The goal is to get these streams to run asynchronously from each other. More specifically, I want the standard video processing stream to run at 60 Hz, while the object detection stream runs at 10 Hz.
The problem is that, even though the two tasks are in their own CUDA streams, the TensorRT stream starves out my video processing stream. The observed behavior is that any kernel scheduled/launched while the YOLOv2 kernels are running does not start execution until all the YOLOv2 kernels complete… in effect, throttling my video processing down to 10 Hz.

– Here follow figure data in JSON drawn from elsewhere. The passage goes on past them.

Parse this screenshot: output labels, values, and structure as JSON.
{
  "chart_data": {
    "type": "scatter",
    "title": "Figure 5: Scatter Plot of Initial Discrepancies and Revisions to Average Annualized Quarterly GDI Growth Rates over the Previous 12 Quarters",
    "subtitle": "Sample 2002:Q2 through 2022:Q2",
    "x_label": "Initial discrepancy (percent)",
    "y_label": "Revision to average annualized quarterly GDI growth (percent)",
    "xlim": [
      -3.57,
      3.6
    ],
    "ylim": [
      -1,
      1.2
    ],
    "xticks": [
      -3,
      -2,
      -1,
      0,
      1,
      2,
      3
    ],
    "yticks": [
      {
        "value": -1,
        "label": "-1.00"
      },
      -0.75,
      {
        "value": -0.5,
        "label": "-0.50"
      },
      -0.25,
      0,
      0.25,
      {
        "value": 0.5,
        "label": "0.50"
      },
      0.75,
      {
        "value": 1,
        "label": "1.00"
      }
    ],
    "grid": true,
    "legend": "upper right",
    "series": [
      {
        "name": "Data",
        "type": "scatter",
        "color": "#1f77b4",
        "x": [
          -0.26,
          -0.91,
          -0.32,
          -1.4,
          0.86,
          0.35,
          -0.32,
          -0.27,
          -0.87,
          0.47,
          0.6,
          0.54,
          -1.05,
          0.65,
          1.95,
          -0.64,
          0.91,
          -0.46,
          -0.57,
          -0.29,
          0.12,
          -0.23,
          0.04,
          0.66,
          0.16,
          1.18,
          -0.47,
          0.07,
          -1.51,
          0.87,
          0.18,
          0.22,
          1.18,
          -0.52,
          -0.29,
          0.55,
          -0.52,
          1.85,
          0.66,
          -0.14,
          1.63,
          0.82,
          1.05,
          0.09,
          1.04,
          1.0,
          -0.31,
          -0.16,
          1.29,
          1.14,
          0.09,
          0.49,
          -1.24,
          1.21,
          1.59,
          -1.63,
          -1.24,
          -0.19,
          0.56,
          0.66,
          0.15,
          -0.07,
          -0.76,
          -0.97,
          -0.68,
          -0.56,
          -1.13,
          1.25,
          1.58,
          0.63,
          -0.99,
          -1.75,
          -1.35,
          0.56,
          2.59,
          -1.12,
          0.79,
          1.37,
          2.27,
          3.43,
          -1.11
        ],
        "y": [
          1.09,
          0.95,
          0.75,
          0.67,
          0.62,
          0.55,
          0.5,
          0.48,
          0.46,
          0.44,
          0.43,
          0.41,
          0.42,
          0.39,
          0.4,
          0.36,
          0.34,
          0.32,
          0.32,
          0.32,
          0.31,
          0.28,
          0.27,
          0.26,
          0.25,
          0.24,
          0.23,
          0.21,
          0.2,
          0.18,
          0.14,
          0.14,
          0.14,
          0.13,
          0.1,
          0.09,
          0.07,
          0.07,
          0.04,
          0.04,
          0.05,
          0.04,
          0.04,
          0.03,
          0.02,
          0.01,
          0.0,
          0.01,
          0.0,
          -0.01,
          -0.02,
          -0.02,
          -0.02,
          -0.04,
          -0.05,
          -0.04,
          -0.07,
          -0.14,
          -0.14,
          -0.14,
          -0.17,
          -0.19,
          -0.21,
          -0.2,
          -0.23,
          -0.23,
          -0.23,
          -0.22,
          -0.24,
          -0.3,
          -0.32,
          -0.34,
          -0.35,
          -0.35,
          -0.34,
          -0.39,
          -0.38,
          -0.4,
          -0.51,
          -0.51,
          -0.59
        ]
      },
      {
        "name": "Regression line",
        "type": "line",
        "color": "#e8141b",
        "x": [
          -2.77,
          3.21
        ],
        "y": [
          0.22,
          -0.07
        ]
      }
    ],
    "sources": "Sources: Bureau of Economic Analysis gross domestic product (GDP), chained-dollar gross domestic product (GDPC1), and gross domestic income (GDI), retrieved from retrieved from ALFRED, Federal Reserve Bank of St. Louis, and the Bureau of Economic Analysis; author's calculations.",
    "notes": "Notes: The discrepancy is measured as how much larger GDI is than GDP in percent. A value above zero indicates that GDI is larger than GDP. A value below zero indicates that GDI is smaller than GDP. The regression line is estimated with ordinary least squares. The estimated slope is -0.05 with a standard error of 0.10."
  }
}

I did some research and discovered that my GPU supports stream priorities. So I modified the video processing stream to be the highest priority stream and modified the TensorRT stream to be the lowest priority stream. Unfortunately there seems to be no change to the behavior. I expected that my video processing kernels would preempt the TensorRT kernels, but this is not the case.
I looked through the TensorRT documentation to see if there are any settings to get the kernels to yield, but this feature doesn’t appear to exist.
Anyone have any clues as to what I might be doing wrong, or what I might try next?